Investor Implications

  • Delisting Risk: The company’s shares may be delisted from the NYSE American, which would drastically reduce liquidity and could result in a significant share price decline.
  • Going Concern Risk: Substantial doubt exists regarding SBG’s ability to continue as a going concern. Investors should be prepared for the possibility of a complete loss.
  • Medterra Acquisition Uncertainty: The only clear path to restoring compliance and possibly reviving operations is the pending Medterra acquisition, but this is not assured to close, nor is it assured to satisfy NYSE listing requirements or to deliver value to existing shareholders.
  • Significant Dilution Possible: Any successful capital raise or acquisition is likely to be highly dilutive to current shareholders.
  • Leadership Instability: The loss of key executives adds further uncertainty to the company’s future business direction and operational execution.
  • Legal and Strategic Risks: Litigation risk and the uncertain success of strategic alternatives add further downside risk to the investment thesis.

Conclusion

Shareholders should be aware that Splash Beverage Group, Inc. is facing existential risks, including potential delisting, going concern uncertainty, inability to generate revenue, failed acquisitions, and management turnover.
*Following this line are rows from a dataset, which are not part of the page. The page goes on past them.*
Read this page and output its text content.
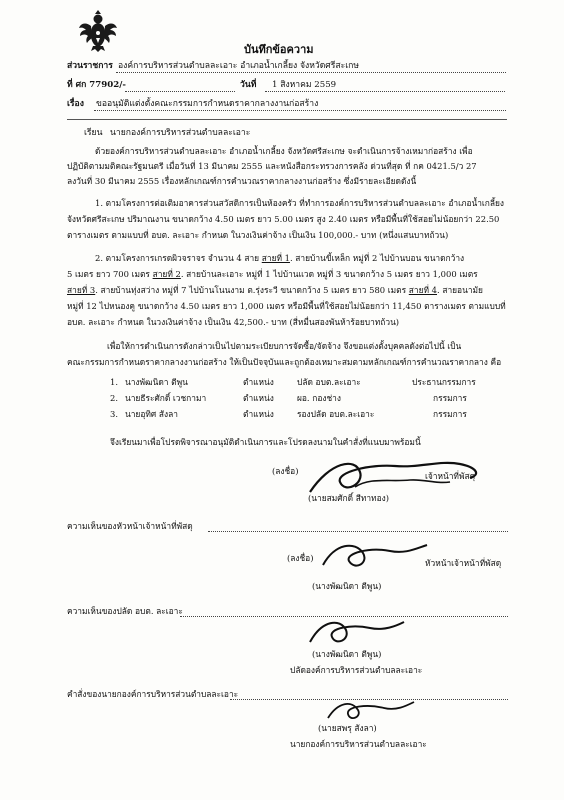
บันทึกข้อความ
ส่วนราชการ องค์การบริหารส่วนตำบลละเอาะ อำเภอน้ำเกลี้ยง จังหวัดศรีสะเกษ
ที่ ศก 77902/-	วันที่ 1 สิงหาคม 2559
เรื่อง ขออนุมัติแต่งตั้งคณะกรรมการกำหนดราคากลางงานก่อสร้าง
เรียน นายกองค์การบริหารส่วนตำบลละเอาะ
ด้วยองค์การบริหารส่วนตำบลละเอาะ อำเภอน้ำเกลี้ยง จังหวัดศรีสะเกษ จะดำเนินการจ้างเหมาก่อสร้าง เพื่อ
ปฏิบัติตามมติคณะรัฐมนตรี เมื่อวันที่ 13 มีนาคม 2555 และหนังสือกระทรวงการคลัง ด่วนที่สุด ที่ กค 0421.5/ว 27
ลงวันที่ 30 มีนาคม 2555 เรื่องหลักเกณฑ์การคำนวณราคากลางงานก่อสร้าง ซึ่งมีรายละเอียดดังนี้
1. ตามโครงการต่อเติมอาคารส่วนสวัสดิการเป็นห้องครัว ที่ทำการองค์การบริหารส่วนตำบลละเอาะ อำเภอน้ำเกลี้ยง
จังหวัดศรีสะเกษ ปริมาณงาน ขนาดกว้าง 4.50 เมตร ยาว 5.00 เมตร สูง 2.40 เมตร หรือมีพื้นที่ใช้สอยไม่น้อยกว่า 22.50
ตารางเมตร ตามแบบที่ อบต. ละเอาะ กำหนด ในวงเงินค่าจ้าง เป็นเงิน 100,000.- บาท (หนึ่งแสนบาทถ้วน)
2. ตามโครงการเกรดผิวจราจร จำนวน 4 สาย สายที่ 1. สายบ้านขี้เหล็ก หมู่ที่ 2 ไปบ้านบอน ขนาดกว้าง
5 เมตร ยาว 700 เมตร สายที่ 2. สายบ้านละเอาะ หมู่ที่ 1 ไปบ้านแวด หมู่ที่ 3 ขนาดกว้าง 5 เมตร ยาว 1,000 เมตร
สายที่ 3. สายบ้านทุ่งสว่าง หมู่ที่ 7 ไปบ้านโนนงาม ต.รุ่งระวี ขนาดกว้าง 5 เมตร ยาว 580 เมตร สายที่ 4. สายอนามัย
หมู่ที่ 12 ไปหนองคู ขนาดกว้าง 4.50 เมตร ยาว 1,000 เมตร หรือมีพื้นที่ใช้สอยไม่น้อยกว่า 11,450 ตารางเมตร ตามแบบที่
อบต. ละเอาะ กำหนด ในวงเงินค่าจ้าง เป็นเงิน 42,500.- บาท (สี่หมื่นสองพันห้าร้อยบาทถ้วน)
เพื่อให้การดำเนินการดังกล่าวเป็นไปตามระเบียบการจัดซื้อ/จัดจ้าง จึงขอแต่งตั้งบุคคลดังต่อไปนี้ เป็น
คณะกรรมการกำหนดราคากลางงานก่อสร้าง ให้เป็นปัจจุบันและถูกต้องเหมาะสมตามหลักเกณฑ์การคำนวณราคากลาง คือ
1. นางพัฒนิดา ตีพูน	ตำแหน่ง	ปลัด อบต.ละเอาะ	ประธานกรรมการ
2. นายธีระศักดิ์ เวชกามา	ตำแหน่ง	ผอ. กองช่าง	กรรมการ
3. นายอุทิศ สังลา	ตำแหน่ง	รองปลัด อบต.ละเอาะ	กรรมการ
จึงเรียนมาเพื่อโปรดพิจารณาอนุมัติดำเนินการและโปรดลงนามในคำสั่งที่แนบมาพร้อมนี้
(ลงชื่อ)	เจ้าหน้าที่พัสดุ
(นายสมศักดิ์ สีทาทอง)
ความเห็นของหัวหน้าเจ้าหน้าที่พัสดุ
(ลงชื่อ)	หัวหน้าเจ้าหน้าที่พัสดุ
(นางพัฒนิดา ตีพูน)
ความเห็นของปลัด อบต. ละเอาะ
(นางพัฒนิดา ตีพูน)
ปลัดองค์การบริหารส่วนตำบลละเอาะ
คำสั่งของนายกองค์การบริหารส่วนตำบลละเอาะ
(นายสพรุ สังลา)
นายกองค์การบริหารส่วนตำบลละเอาะ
The only potential path forward is a highly uncertain strategic acquisition of Medterra, and even that may not prevent delisting or restore shareholder value. The situation is highly fluid and investors should exercise extreme caution. Share prices may be highly volatile as these events unfold.


Disclaimer: This article is for informational purposes only and does not constitute investment advice. Investors are urged to read the company’s full SEC filings and consult with professional advisors before making any investment decisions. The author does not hold any position in Splash Beverage Group, Inc. and is not responsible for investment actions taken pursuant to this summary.